Below, Billboard compares the 2025 version with the original by the English-born Spanish singer.
Title: “El Muchacho de los Ojos Tristes”
Artist: Jeanette
Year: 1981
Song: A song about a young man with sad eyes became one of the most emblematic songs of Jeanette’s career. Lyrically, she sings about coming across a lonely man who has sad eyes and needs love, and her desire to see him again and make him feel better. Musically, it’s a soft, glam-pop ballad that transmits melancholy backed by Jeanette’s dreamy and dulcet vocals. “El Muchacho de los Ojos Tristes” was written and produced by Manuel Alejandro and marked the third single from Jeanette’s Corazón de Poeta album released in 1981.

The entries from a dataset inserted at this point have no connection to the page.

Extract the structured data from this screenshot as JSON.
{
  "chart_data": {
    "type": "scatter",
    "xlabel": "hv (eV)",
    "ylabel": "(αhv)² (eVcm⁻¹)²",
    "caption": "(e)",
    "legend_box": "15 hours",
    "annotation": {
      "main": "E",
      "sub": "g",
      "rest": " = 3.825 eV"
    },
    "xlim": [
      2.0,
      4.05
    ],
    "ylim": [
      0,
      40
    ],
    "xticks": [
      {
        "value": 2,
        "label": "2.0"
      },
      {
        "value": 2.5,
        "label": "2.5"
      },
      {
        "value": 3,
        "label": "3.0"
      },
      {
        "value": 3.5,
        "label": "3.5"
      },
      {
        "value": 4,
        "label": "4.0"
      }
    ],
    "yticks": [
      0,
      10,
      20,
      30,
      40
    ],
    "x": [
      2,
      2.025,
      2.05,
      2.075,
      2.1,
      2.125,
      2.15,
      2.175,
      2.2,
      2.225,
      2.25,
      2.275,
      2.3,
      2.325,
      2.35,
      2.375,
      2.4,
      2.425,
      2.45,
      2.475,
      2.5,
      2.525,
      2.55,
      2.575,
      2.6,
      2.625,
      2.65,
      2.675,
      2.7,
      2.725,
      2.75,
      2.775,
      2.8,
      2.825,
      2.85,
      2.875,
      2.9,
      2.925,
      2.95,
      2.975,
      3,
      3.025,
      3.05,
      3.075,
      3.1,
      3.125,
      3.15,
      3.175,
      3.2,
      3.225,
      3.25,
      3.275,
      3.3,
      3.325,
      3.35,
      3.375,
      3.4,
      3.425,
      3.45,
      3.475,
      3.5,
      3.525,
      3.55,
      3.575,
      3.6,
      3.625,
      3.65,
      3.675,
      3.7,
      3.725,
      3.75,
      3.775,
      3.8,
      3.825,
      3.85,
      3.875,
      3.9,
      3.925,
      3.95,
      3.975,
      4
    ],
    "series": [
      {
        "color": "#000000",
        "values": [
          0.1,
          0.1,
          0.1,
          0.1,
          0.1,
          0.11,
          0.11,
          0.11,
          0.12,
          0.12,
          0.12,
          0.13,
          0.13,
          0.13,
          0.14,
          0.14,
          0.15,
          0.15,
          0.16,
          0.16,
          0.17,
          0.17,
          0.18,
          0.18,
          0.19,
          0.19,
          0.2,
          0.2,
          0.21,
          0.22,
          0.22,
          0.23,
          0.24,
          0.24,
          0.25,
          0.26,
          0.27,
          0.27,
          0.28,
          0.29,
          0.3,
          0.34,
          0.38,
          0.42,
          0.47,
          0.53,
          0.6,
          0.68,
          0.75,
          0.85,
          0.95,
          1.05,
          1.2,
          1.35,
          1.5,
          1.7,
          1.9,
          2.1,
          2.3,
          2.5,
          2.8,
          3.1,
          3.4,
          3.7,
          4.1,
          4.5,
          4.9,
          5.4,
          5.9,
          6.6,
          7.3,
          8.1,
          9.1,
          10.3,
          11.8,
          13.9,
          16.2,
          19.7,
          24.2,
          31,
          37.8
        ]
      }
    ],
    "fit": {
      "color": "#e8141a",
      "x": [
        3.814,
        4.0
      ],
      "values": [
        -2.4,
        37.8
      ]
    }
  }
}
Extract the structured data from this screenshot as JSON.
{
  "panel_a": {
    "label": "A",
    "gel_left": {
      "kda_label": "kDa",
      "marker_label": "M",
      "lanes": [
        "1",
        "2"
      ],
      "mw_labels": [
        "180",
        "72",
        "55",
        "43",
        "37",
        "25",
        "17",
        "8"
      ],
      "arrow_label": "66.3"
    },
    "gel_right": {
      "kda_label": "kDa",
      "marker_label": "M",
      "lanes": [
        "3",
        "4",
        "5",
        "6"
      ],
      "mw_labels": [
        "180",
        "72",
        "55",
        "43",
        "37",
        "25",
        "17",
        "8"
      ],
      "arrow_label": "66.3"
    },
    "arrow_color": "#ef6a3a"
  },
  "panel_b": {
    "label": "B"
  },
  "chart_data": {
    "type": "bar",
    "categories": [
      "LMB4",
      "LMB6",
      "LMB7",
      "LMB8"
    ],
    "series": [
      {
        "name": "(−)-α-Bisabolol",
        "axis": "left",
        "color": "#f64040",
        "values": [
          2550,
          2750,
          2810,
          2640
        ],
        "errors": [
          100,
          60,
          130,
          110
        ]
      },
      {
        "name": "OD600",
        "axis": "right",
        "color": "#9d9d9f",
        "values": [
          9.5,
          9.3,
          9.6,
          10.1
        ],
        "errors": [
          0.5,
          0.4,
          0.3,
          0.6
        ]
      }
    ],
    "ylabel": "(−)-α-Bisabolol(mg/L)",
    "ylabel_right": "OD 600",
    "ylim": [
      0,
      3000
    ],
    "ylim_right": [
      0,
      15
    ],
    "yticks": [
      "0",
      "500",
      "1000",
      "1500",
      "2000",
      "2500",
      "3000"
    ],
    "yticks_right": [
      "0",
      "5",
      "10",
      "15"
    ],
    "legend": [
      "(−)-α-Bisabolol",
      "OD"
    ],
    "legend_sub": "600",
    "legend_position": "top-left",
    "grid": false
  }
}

Video: A video published on Jeanette’s official YouTube channel shows the then-30-year-old singer performing the song in a live television setting. Completely alone onstage, the artist interprets the song’s lyrics with grace, passion and her own sad, brown eyes glistening. She’s wearing a sequined purple dress with cowboy boots as she sways side to side.
Title: “Ojos Tristes”
Artist: Selena Gomez & Benny Blanco
Year: 2025
Song: While the ’80s song is about the desire of knowing more about that mysterious man with the sad eyes, Gomez’s “Ojos Tristes” is about an unwanted breakup. “It’s not your fault I have to leave/ Please don’t you look that way, baby […] Those sad eyes, sad eyes/ You know I don’t wanna say goodbye,” she sings at the beginning of the track. Produced by Blanco, Josh Conway and Maria Zardoya of The Marías, the song conserves its hazy-disco aura, but with more percussion and instrumentation. The Marías also sings Jeanette’s timeless chorus in Spanish and adds another verse about never forgetting her ex despite the years.
Video: An official music video has yet to be released, but a lyric video featuring Gomez hugging Blanco in bed on a loop captures the nostalgic sentiment of the song.